DENVER (Reuters) - A powerful late-winter blizzard dubbed a “bomb cyclone” by meteorologists moved east on Thursday, hurling hurricane-force winds, tornadoes after dumping heavy snow on Colorado and the plains states and killing a state trooper.
Though the storm was expected to carry less snowfall as it moves into the Midwest and the Great Lakes region, the National Weather Service and local officials warned of high winds and possible flash flooding from heavy rains.
Iowa Governor Kim Reynolds issued a disaster proclamation in response to reports of flooding.
A day earlier, the blizzard prompted the cancellation of more than 1,300 flights at Denver International Airport, closed government offices, schools and businesses and was blamed for the death of a state trooper.
Meteorologists referred to the storm as a “bomb cyclone,” a winter hurricane that forms when the barometric pressure drops 24 millibars in 24 hours.
A state of emergency was still in effect in Colorado as cities and towns dug out from the storm, during which strong, 70-mile-per-hour (113-km-per-hour) wind gusts pushed tractor trailers sidewise and left up to 2 feet (0.61 m) of snow in some areas.

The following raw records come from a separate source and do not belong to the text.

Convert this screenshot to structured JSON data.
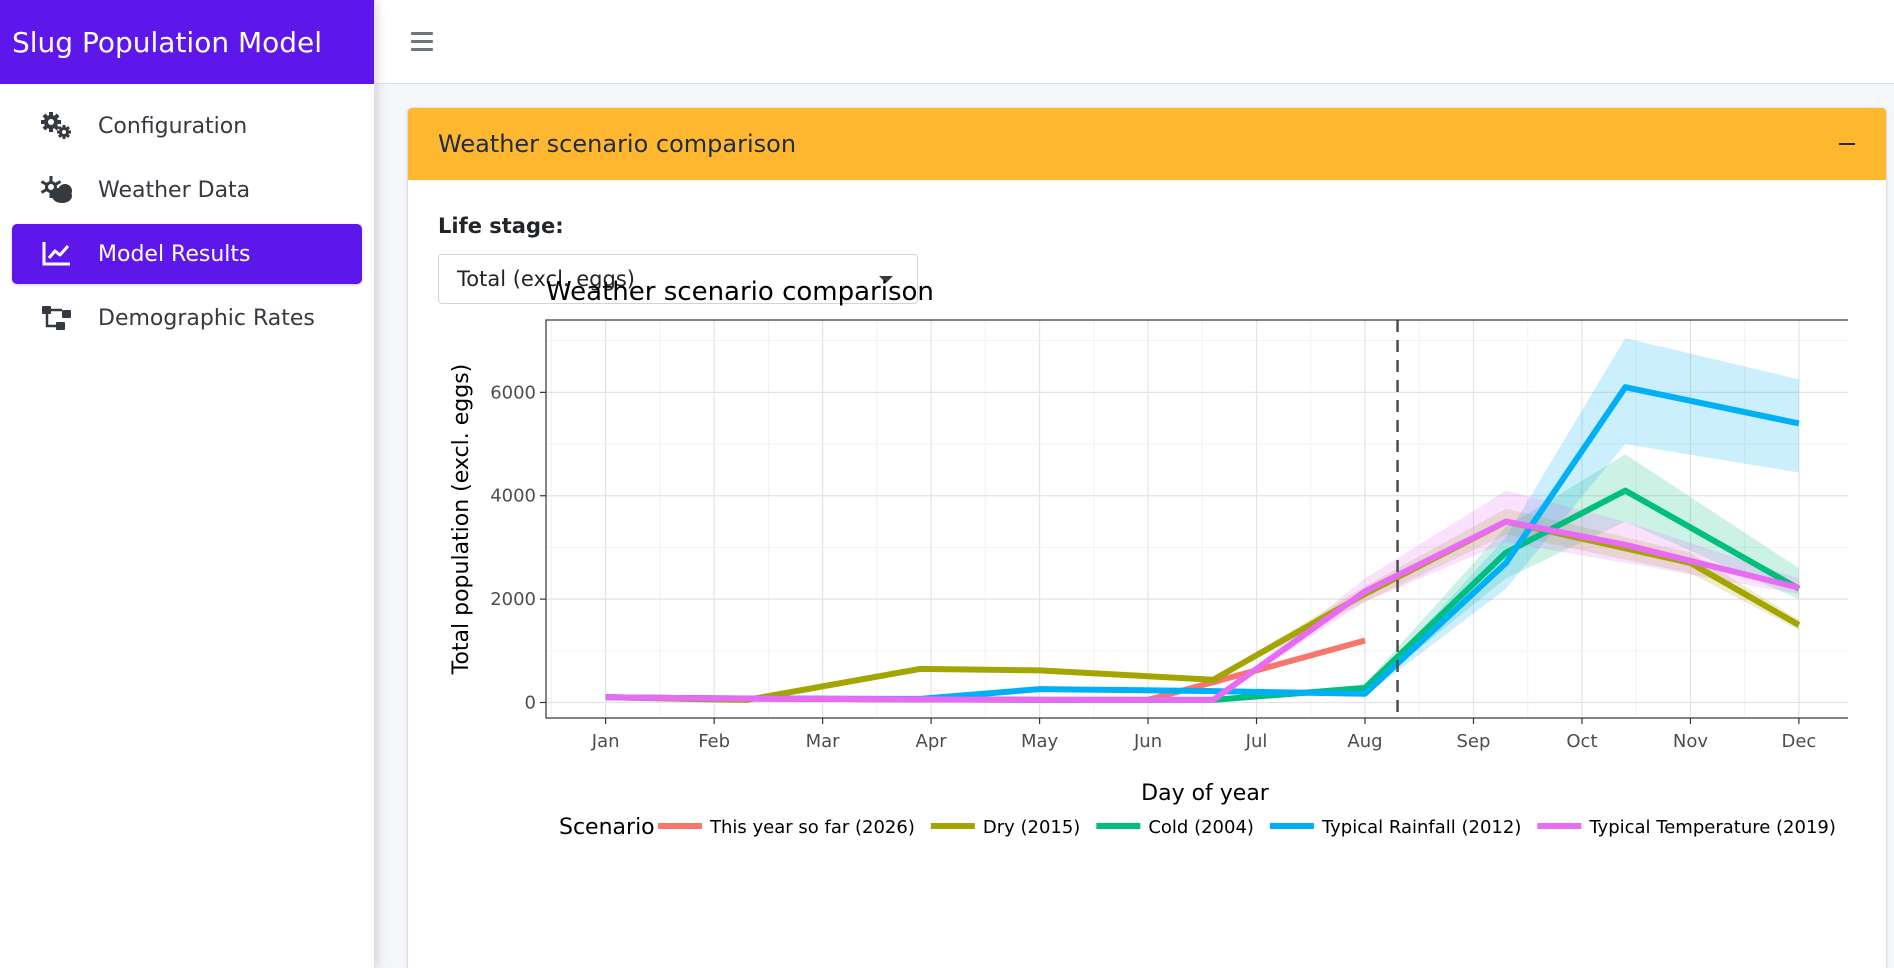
{
  "app": {
    "title": "Slug Population Model"
  },
  "sidebar": {
    "items": [
      {
        "label": "Configuration",
        "icon": "gears-icon",
        "active": false
      },
      {
        "label": "Weather Data",
        "icon": "cloud-sun-icon",
        "active": false
      },
      {
        "label": "Model Results",
        "icon": "line-chart-icon",
        "active": true
      },
      {
        "label": "Demographic Rates",
        "icon": "diagram-icon",
        "active": false
      }
    ]
  },
  "card": {
    "title": "Weather scenario comparison"
  },
  "life_stage": {
    "label": "Life stage:",
    "value": "Total (excl. eggs)"
  },
  "chart_data": {
    "type": "line",
    "title": "Weather scenario comparison",
    "xlabel": "Day of year",
    "ylabel": "Total population (excl. eggs)",
    "x_ticks": [
      "Jan",
      "Feb",
      "Mar",
      "Apr",
      "May",
      "Jun",
      "Jul",
      "Aug",
      "Sep",
      "Oct",
      "Nov",
      "Dec"
    ],
    "y_ticks": [
      0,
      2000,
      4000,
      6000
    ],
    "ylim": [
      -300,
      7400
    ],
    "xlim": [
      0.45,
      12.6
    ],
    "vline_x": 8.3,
    "legend_title": "Scenario",
    "legend_position": "bottom",
    "grid": true,
    "series": [
      {
        "name": "This year so far (2026)",
        "color": "#f8766d",
        "x": [
          1,
          2,
          3,
          4,
          5,
          6,
          7,
          8
        ],
        "y": [
          100,
          80,
          70,
          60,
          55,
          50,
          620,
          1200
        ],
        "lower": [],
        "upper": []
      },
      {
        "name": "Dry (2015)",
        "color": "#a3a500",
        "x": [
          1,
          2,
          2.3,
          3.9,
          5,
          6.6,
          8,
          9.3,
          11,
          12
        ],
        "y": [
          100,
          60,
          50,
          650,
          620,
          440,
          2100,
          3500,
          2700,
          1500
        ],
        "lower": [
          100,
          60,
          50,
          620,
          590,
          410,
          1950,
          3250,
          2500,
          1400
        ],
        "upper": [
          100,
          60,
          50,
          680,
          650,
          470,
          2250,
          3750,
          2900,
          1600
        ]
      },
      {
        "name": "Cold (2004)",
        "color": "#00bf7d",
        "x": [
          1,
          2,
          4,
          5,
          6.6,
          8,
          9.3,
          10.4,
          12
        ],
        "y": [
          100,
          80,
          60,
          50,
          50,
          280,
          2900,
          4100,
          2200
        ],
        "lower": [
          100,
          80,
          60,
          50,
          50,
          200,
          2400,
          3500,
          2000
        ],
        "upper": [
          100,
          80,
          60,
          50,
          50,
          360,
          3400,
          4800,
          2600
        ]
      },
      {
        "name": "Typical Rainfall (2012)",
        "color": "#00b0f6",
        "x": [
          1,
          2,
          3.9,
          5,
          6.6,
          8,
          9.3,
          10.4,
          12
        ],
        "y": [
          100,
          80,
          70,
          260,
          220,
          170,
          2700,
          6100,
          5400
        ],
        "lower": [
          100,
          80,
          70,
          240,
          200,
          130,
          2200,
          5000,
          4450
        ],
        "upper": [
          100,
          80,
          70,
          280,
          240,
          210,
          3200,
          7050,
          6250
        ]
      },
      {
        "name": "Typical Temperature (2019)",
        "color": "#e76bf3",
        "x": [
          1,
          2,
          3.9,
          5,
          6.6,
          8,
          9.3,
          10.4,
          12
        ],
        "y": [
          100,
          80,
          60,
          50,
          50,
          2150,
          3500,
          3050,
          2220
        ],
        "lower": [
          100,
          80,
          60,
          50,
          50,
          1950,
          3100,
          2700,
          2100
        ],
        "upper": [
          100,
          80,
          60,
          50,
          50,
          2400,
          4100,
          3500,
          2400
        ]
      }
    ]
  }
}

The Colorado State Patrol said one of its troopers, 52-year-old Corporal Daniel Groves, was killed northeast of Denver when a car veered out of control and struck him as he was helping the victims of another car accident.
Tornado watches were issued in parts of Arkansas, Mississippi, Missouri and Tennessee on Thursday. Tornado warnings were also issued in parts of Illinois, Kentucky, Ohio and Indiana.
An AccuWeather meteorologist said on Thursday on Twitter that at least one tornado had formed near Evansville, Indiana.
The storm also caused flash flooding across the Plains and Midwest states, the NWS reported. Residents in Norfolk, Nebraska, were issued evacuation orders on Wednesday after the Spencer Dam at the Niobrara River was reported to have failed, according to the Lincoln Journal Star newspaper.